Beaud also cites other figures which might indicate a more uncertain future for US industrial leadership, such as the rapid rate of European and Japanese investment in the US which may, over time, come to surpass the level of US investment in the rival power blocks. The tables of contemporary relative rankings of multinational firms may be less important than a more detailed and microscopic examination of the generation and control of recent technological innovations that may, over one or two decades, result in a fundamental reordering of the world economic hierarchy.
Perhaps the most valuable lesson from Beaud’s research is that the evidence is far from final in the debate on the purported US decline. There is a distinct possibility, in fact, that the evidence may indicate the persistence of US economic and military power during the next quarter of a century.
It remains to be proven that US military expenditures are a primary element in the present economic difficulties of the United States, or whether these difficulties are as intractable as proclaimed by the ‘rise and fall’ hypothesis. The primary elements may well be the basic organizational and financial strategies of the major corporations which control the US economy and the business schools which train their managers. We refer to institutional phenomena such as a damaging preoccupation with short-term financial results or the control of manufacturing corporations by managerial elites trained in accounting or law, and nurtured on the myth that a ‘good manager’ can use his business school skills to efficiently run any company in any sector.
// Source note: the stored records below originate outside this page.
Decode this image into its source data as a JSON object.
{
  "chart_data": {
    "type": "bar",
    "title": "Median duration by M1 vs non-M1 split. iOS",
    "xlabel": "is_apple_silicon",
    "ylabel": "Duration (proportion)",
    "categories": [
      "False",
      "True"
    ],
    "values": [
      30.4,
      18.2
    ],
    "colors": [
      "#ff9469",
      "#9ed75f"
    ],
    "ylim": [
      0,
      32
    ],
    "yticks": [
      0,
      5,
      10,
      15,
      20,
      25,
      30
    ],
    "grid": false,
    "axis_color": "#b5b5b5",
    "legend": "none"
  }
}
Japanese trade negotiators are becoming quite vocal about the need for the US economic elite to get its own house in order. I am not convinced that major military budget cuts and the consequent peace dividend, if it ever does arrive, will do very much to put the US economic house in order.
The institutional malaise of the US economy is deep-seated and may well, over time, undermine US power. It would be a mistake, however, to assume that US power has already been greatly undermined or that US society lacks the institutional flexibility to adapt to new circumstances and maintain its rank for some time to come. Cutting the military budget and then throwing new money at civilian institutions, however, is unlikely to make much of a dent in the long, hard problem of transforming outmoded economic practices.
Adams, Gordon. Les depenses de defense: bienfait ou hemoragie pour l’economie americaine?, Momento GRIP 1988. Bruxelles: Groupe de Recherche et d’Information sur la Paix, 198, p.165-169.
Beaud, Michel. L’economie mondiale dans les annees 80. Paris: La Decouverte, 1989.
Kennedy, Paul. The Rise and Fall of the Great Powers. New York: Random House, 1987.
Kupchan, Charles A. ‘Empire, Military Power, and Economic Decline’, International Security, Vol. 13, no. 4 (Spring, 1989), p.36-53.
Melman, Seymour. The Demilitarized Society. Montreal: HarvestHouse, 1988.
Schine, Eric, ‘The Casualties of Peace’, Business Week, No. 3140 (Jan. 6, 1990), p.70.
Wallerstein, Immanuel. The Modern World System, Vol. 1, 2, 3. New York: Academic Press, 1974, 1980, 1989.